February 29, 2016 - No Comments!

FEQ

Last summer I had the chance to work on a series of video projections for the Festival d’Été de Québec, also known as FEQ. It’s an awesome music festival taking place in my hometown of Québec city. I have seen the festival evolve since I am a child and this project was a great honour for me. The project was a good challenge since 30 different looks had to be created in about a month.

The video loops were projected onto 30 feet tall “FEQ” letters. The structure and all the projections were handled by Projet Blanc.

On trouve parfois des choses inattendues dans nos banques de photos... #feq Crédit: Philippe Ruel 🇫🇷✌💙❤️

A photo posted by Festival d'été de Québec (@festivaleteqc) on

Notre #FEQ géant est en mode country, prêt pour @keithurban! #KeithUrban #country #plaines #quebec

A photo posted by Festival d'été de Québec (@festivaleteqc) on

 

The many processes

A lot of techniques, plugins, strategies and shortcuts were used here. I started out by modelling everything in 3D in Cinema 4D, but quickly realized that even with a good machine I wouldn’t get it done fast enough.

Element 3D was a very nice work around here, and allowed me to create a couple of very nice looking effects pretty quickly.

A couple of them simply used some good looking footage composited together. Special thanks to Mitch Martinez for his awesome stock.

Many other were combinations of various techniques. Various 3D or 2D animations masked with the letters matte. Some animations took about an hour or two to create. Some took more than two days.

Stay organized and make a plan before you open After Effects

I have learned many things along the way from this project. This was easily my biggest and most stressful project I have had since I went freelance. If I’d have to point out the main thing I have learned from this project it would be to keep in mind that the bigger the project, the more precise the plan should be. Especially on a project in which you have total freedom. The plan is not just to comfort your client but also to help yourself focus on the right thing and not think twice about where you are and where you are heading.

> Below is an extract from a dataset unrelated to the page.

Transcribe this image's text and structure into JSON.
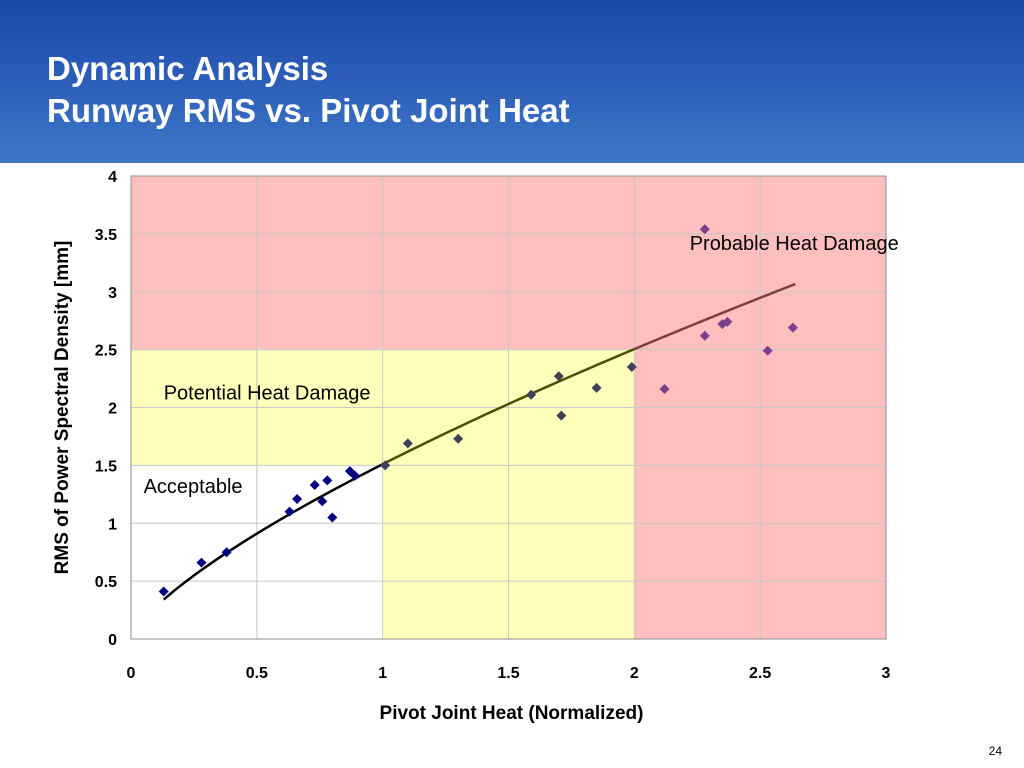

It doesn’t have to be a fancy gantt chart or detailed scene definitions. The client and I got it started by creating a google document in which we brainstormed ideas. I then created a text file to keep track of what was done and what was remaining. This isn’t meant to be a project management tutorial, but more of a reminder of the importance of having a plan. When working alone it is often tempting to just create as you go. To open the software and just start making. That will not work. Just the same as making a movie without a script will not work. It’s unrealistic and the result will suffer or cost you way more time and money than it should have.

You should not expect the software to be an extension to your creativity. The software is your camera, your microphone, your hammer. The creation and the execution and two distinct parts. Your plan, brainstorm, script, sketches, etc. is the creative part. The software becomes helpful at the execution part.